Two distinguished journalists of India Sandeep Unnithan interviews Claude Arpi 

Reports swirling about on social media suggest that India deployed a secretive Tibetan paramilitary, the Special Frontier Force (SFF), to tackle Chinese aggression along the Line of Actual Control in eastern Ladakh. The SFF is recruited from the Tibetan diaspora settled in India and officered by Indian Army soldiers. They form part of the Directorate General of Security (DGS), a covert organisation operating under the Cabinet Secretariat. The DGS is now part of India’s external agency R&AW. INDIA TODAY’s Sandeep Unnithan spoke with author and Tibetologist Claude Arpi to know more about the origins of this enigmatic organisation. Excerpts:

Q. There are reports that India might have deployed the Special Frontier Force for the first time along the LAC with China. Could you tell us more about this mysterious organisation which we don’t seem to find any official record of.

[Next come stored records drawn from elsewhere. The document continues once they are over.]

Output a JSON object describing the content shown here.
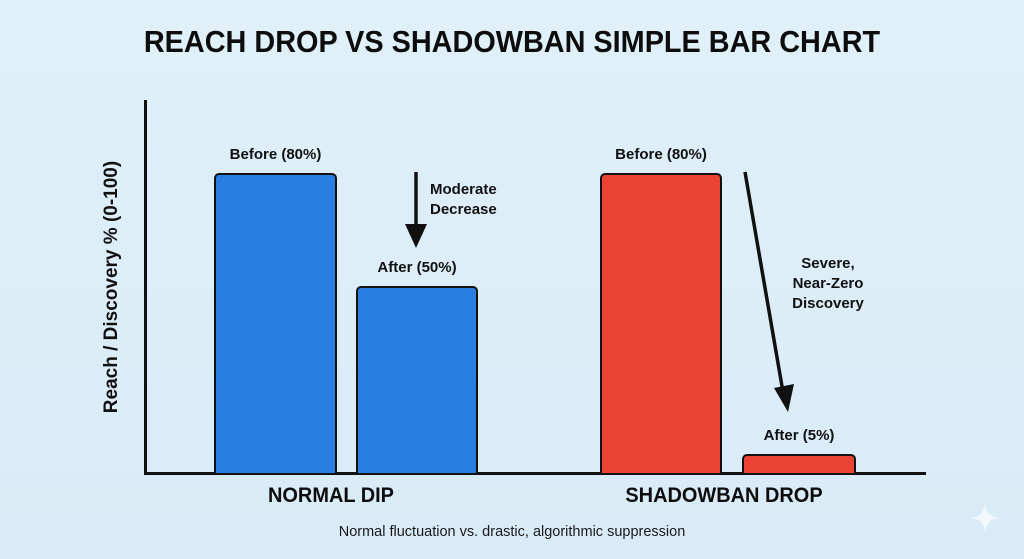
{
  "chart_data": {
    "type": "bar",
    "title": "REACH DROP VS SHADOWBAN SIMPLE BAR CHART",
    "xlabel": "",
    "ylabel": "Reach / Discovery % (0-100)",
    "ylim": [
      0,
      100
    ],
    "grid": false,
    "legend": null,
    "categories": [
      "NORMAL DIP",
      "SHADOWBAN DROP"
    ],
    "series": [
      {
        "name": "Before",
        "values": [
          80,
          80
        ]
      },
      {
        "name": "After",
        "values": [
          50,
          5
        ]
      }
    ],
    "bars": [
      {
        "group": "NORMAL DIP",
        "label": "Before (80%)",
        "value": 80,
        "color": "#2a7de1"
      },
      {
        "group": "NORMAL DIP",
        "label": "After (50%)",
        "value": 50,
        "color": "#2a7de1"
      },
      {
        "group": "SHADOWBAN DROP",
        "label": "Before (80%)",
        "value": 80,
        "color": "#ea4335"
      },
      {
        "group": "SHADOWBAN DROP",
        "label": "After (5%)",
        "value": 5,
        "color": "#ea4335"
      }
    ],
    "annotations": [
      {
        "group": "NORMAL DIP",
        "text_lines": [
          "Moderate",
          "Decrease"
        ],
        "arrow": "down"
      },
      {
        "group": "SHADOWBAN DROP",
        "text_lines": [
          "Severe,",
          "Near-Zero",
          "Discovery"
        ],
        "arrow": "down-diagonal"
      }
    ],
    "caption": "Normal fluctuation vs. drastic, algorithmic suppression"
  },
  "colors": {
    "normal": "#2a7de1",
    "shadowban": "#ea4335",
    "axis": "#111111",
    "background": "#dcedf8"
  },
  "icons": {
    "watermark": "sparkle-icon"
  }
}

In November 1962 (after the Indo-China border war), B.N. Mullick, then director of the Intelligence Bureau and the CIA decided to recruit some Tibetan troops. At the time, the Tibetan guerrilla movement was active, so a lot of the soldiers and some officers were based in Kalimpong or Darjeeling in West Bengal. Mullick contacted them along with the Dalai Lama’s elder brother Gyalo Thondup. In the next few months, they recruited Tibetans from among the refugees who had come after 1959 to India. Very rapidly, they had 6,000-7,000 recruits. At the time, the idea was to go back and free Tibet from Chinese occupation. A group of recruiters went to the different Tibetan settlements and every young Tibetan was eager to go and fight for Tibet. But that objective was never fulfilled. The Tibetan forces never fought against China. They fought against Pakistan in 1971 and in the Bangladesh operations; Major Gen. Sujan Singh Uban was the first inspector-general of the SFF; they went into Bangladesh before the Indian troops and played a role there.

Q. So you’re saying that they’ve never been used along the China frontier which was their primary area of response but against Pakistan. How significant are these reports that we are reading on social media that the SFF was deployed?

There is absolutely no confirmation from the government and I don’t think there will be. But I think this is one of the few times that they’ve been used along the China border. In the 1960s, I think, some of them tended to cross over and create problems in China. So I think after that they were not kept very close to the border. And they are not just all Tibetans, there are Nepalis also [in the SFF]. At one point, there were some recruitment issues, so they are not 100 per cent Tibetan.

Q. How has the organisation changed since the 1962 war with China? Have their objectives changed?

It’s under the government of India, and it’s very secretive. In 1971, it was under the cabinet secretariat and it was Indira Gandhi who insisted on sending them to Bangladesh. The Indian Army’s Eastern Command in Kolkata was not very happy. Chief of staff, Major General J.F.R. Jacob was not keen on inducting them (for operations in East Pakistan) but Indira Gandhi and R N Kao (then RAW chief) insisted. The SFF has been under the cabinet secretariat and the operational aspects are under the Indian Army. But nothing official has been written about them.

Q. So this is a classic covert organisation where you are never going to get an official confirmation about their operations or indeed their existence.

For the Tibetans, it was a problem--in the sense that they were not getting the same salary as the Indian Army Jawans or they were not getting decorations; they will not get Maha Vir Chakras or Vir Chakras. It was a choice, and for many of them, it is employment. But I think that the youngsters who join the organisation are still dreaming of a free Tibet--maybe a very distant dream. At the same time, there is a dichotomy--the Dalai Lama preaches non-violence--so it is very difficult to manage that. It’s the same with the Ladakh Scouts who are also Buddhists. During the Kargil war, the evening before going for the (Chorbat La Pass operation), they got the blessing of the Dalai Lama, who was there at that time. For them, it was a great morale booster. Major Sonam Wangchuk got a Maha Vir Chakra for it.

Q. Given the way the relationship has deteriorated with the Chinese over the last few days, do you see a different role for the SFF in the days ahead?

The government of India has different special forces--the big difference in 1962 was that there were very few forces who were acclimatised and who could fight China on the border. Today, it’s very different. At Bana post in Siachen, you have Tamilian troops and Maharashtrian troops. India has worked out very scientifically the issue of acclimatisation. And they (the SFF) have become one of the many forces. Now you have the Ladakh Scouts, the Arunachal Scouts; that was the main role the SFF was to play in the 1960s—no other troops could do these for physical reasons. India has many different forces that it can use now; like in Galwan the Punjabis and Sikhs were there. The problem of acclimatisation is no longer there.